Rummaging through Claude Code's spring cleaning closet

Types as agent instructions, auto-generated verifiers, and experimental REPL mode.

Lots of people talking about the Claude Code source code leak. Most of what’s been found has been covered already, and I don’t think it’s a big deal. Everything moves so fast. I don’t think there’s any secret sauce revealed that changes the current trajectory. If anything, it’s funny, because in a 500,000-line codebase you’re basically looking through someone’s spring cleaning closet, finding objects that haven’t been touched in forever and holding them up as some kind of treasure.

With that in mind, there were three interesting things I haven’t seen mentioned.

1. Using types to communicate with an agent

I love types. I hope everyone loves types. And with AI writing the code, they matter even more.

One thing I noticed was a type being used in an unconventional way. There’s an analytics type called I_VERIFIED_THIS_IS_NOT_CODE_OR_FILEPATHS, used to instruct Claude to make sure an analytics event isn’t accidentally injecting code or file paths.

type AnalyticsMetadata_I_VERIFIED_THIS_IS_NOT_CODE_OR_FILEPATHS = never

logEvent('search', {
  query: userQuery as AnalyticsMetadata_I_VERIFIED_THIS_IS_NOT_CODE_OR_FILEPATHS
})

To me this is a novel use of types. Rather than “this is a type, this is how the code should behave,” it’s communicating to the agent: this is a contract, abide by it for downstream purposes. It’s the strongest form of comment in the code. Claude might ignore a comment. But a type checker is going to make it think twice.

2. Auto-generated verifiers

I think people right now are underrating the level of verification and how complex your test verification can get. In the past, something like an end-to-end test was expensive to set up and maybe didn’t pay off. But now they’re more valuable than ever.

It looks like Claude Code has an internal skill called /init-verifiers that sets up a lot of the scaffolding for you. It detects what type of environment you’re running in and what type of code you’re building, then scaffolds out end-to-end style tests. Web app gets Playwright. APIs get HTTP assertions. CLI and servers get Tmux.

These verifications push out how far the agent can go before you need to check on it. This is not unit tests on a tiny chunk of code or tests that have been mocked and patched to hell. This is: the code should do X. Confirm it. Almost like you’re a human going through the checklist of knowing what that code should actually do.

3. Experimental REPL mode

Lastly, there’s an experimental REPL mode. Basically their implementation of RLMs (recursive language models), which is an idea that seems to have legs, but we’ll see.

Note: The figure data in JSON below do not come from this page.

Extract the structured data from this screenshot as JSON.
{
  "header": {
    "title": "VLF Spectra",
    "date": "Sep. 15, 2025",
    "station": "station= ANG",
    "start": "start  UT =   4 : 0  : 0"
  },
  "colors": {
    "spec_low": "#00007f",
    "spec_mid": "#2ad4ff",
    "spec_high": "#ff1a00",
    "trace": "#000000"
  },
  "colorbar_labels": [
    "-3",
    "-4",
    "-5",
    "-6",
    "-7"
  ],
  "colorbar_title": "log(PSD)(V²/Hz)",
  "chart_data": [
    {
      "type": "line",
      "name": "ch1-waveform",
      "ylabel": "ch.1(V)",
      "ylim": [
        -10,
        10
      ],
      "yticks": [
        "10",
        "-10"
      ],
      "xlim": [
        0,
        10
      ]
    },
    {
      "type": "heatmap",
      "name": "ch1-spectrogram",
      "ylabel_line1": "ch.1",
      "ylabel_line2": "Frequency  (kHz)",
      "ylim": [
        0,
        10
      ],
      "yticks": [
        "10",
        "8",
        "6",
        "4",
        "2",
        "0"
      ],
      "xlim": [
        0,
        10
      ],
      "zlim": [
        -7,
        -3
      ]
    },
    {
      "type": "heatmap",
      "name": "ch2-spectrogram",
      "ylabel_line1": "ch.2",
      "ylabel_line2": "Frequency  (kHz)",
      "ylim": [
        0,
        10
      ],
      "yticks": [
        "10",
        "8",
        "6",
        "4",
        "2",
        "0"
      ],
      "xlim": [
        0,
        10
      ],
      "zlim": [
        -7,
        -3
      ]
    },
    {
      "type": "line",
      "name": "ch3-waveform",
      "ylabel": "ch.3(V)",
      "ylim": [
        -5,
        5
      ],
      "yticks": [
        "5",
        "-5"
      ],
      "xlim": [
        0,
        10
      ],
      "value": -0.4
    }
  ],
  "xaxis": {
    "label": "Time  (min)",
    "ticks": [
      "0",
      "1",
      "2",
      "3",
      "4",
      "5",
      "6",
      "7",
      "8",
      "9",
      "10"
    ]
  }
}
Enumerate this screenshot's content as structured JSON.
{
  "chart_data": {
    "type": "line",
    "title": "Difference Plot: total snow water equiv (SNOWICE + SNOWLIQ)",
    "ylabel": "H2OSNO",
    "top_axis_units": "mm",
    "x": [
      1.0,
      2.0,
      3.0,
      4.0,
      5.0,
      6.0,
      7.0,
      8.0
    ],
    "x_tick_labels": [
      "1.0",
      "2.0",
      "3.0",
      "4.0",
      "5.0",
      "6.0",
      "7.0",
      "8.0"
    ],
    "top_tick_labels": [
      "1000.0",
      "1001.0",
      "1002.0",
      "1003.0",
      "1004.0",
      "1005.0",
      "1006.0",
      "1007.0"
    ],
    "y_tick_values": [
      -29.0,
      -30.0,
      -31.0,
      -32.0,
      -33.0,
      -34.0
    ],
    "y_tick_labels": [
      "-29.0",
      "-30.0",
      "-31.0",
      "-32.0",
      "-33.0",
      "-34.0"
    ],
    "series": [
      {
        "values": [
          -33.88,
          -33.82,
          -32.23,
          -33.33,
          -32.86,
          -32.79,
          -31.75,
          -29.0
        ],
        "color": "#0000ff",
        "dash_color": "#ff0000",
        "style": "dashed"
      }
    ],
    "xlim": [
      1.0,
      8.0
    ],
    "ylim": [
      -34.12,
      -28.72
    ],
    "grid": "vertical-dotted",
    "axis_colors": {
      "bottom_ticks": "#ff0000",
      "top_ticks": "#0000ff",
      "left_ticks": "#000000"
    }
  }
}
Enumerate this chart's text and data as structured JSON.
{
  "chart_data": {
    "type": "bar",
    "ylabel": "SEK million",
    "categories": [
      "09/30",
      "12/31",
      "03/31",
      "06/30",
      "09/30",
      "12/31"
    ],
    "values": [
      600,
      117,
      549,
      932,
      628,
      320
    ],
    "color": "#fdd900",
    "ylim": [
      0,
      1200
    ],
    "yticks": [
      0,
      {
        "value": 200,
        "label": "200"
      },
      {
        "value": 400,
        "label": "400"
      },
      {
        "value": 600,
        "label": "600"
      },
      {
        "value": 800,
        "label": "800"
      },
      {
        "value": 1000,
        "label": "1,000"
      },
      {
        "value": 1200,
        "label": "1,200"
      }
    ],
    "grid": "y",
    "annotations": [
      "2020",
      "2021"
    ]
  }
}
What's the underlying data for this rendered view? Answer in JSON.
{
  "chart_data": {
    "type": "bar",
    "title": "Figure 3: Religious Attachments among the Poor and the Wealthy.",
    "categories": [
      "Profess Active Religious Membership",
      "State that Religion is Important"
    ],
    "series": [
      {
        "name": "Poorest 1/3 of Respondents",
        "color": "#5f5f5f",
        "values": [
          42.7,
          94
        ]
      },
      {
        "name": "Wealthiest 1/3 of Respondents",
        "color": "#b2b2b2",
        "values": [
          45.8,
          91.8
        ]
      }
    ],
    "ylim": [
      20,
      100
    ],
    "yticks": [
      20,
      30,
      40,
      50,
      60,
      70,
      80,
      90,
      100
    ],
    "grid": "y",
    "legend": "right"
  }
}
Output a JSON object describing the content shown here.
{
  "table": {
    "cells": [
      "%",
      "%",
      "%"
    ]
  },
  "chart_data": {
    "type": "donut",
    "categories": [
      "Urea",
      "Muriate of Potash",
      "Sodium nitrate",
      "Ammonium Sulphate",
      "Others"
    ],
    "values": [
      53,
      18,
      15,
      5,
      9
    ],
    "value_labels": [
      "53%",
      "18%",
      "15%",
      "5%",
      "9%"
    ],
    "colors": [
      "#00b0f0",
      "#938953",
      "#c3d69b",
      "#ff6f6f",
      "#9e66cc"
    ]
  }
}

The thinking: instead of one long stateful chain of text with many different tools that might bloat your context, you give the agent a REPL playground to execute within. This separates out two layers of context. One being what we’re used to now, which should stay clean and high quality. And then tool calls and things that generate a ton of context get batched and executed there. Primitive tools (file reads, edits, bash) get hidden and everything routes through the REPL instead.

The interesting implication is that this is a form of the agent managing its own context. Right now, everything accumulates in one long chain and it’s hard for the model to decide what’s worth keeping. With a two-layer system, the agent can work in the REPL, decide what matters, and surface only the relevant results back to the main context. That’s a meaningful shift from the current “everything piles up” default.

This is another strategy for context isolation, similar to using subagents, and something to look out for.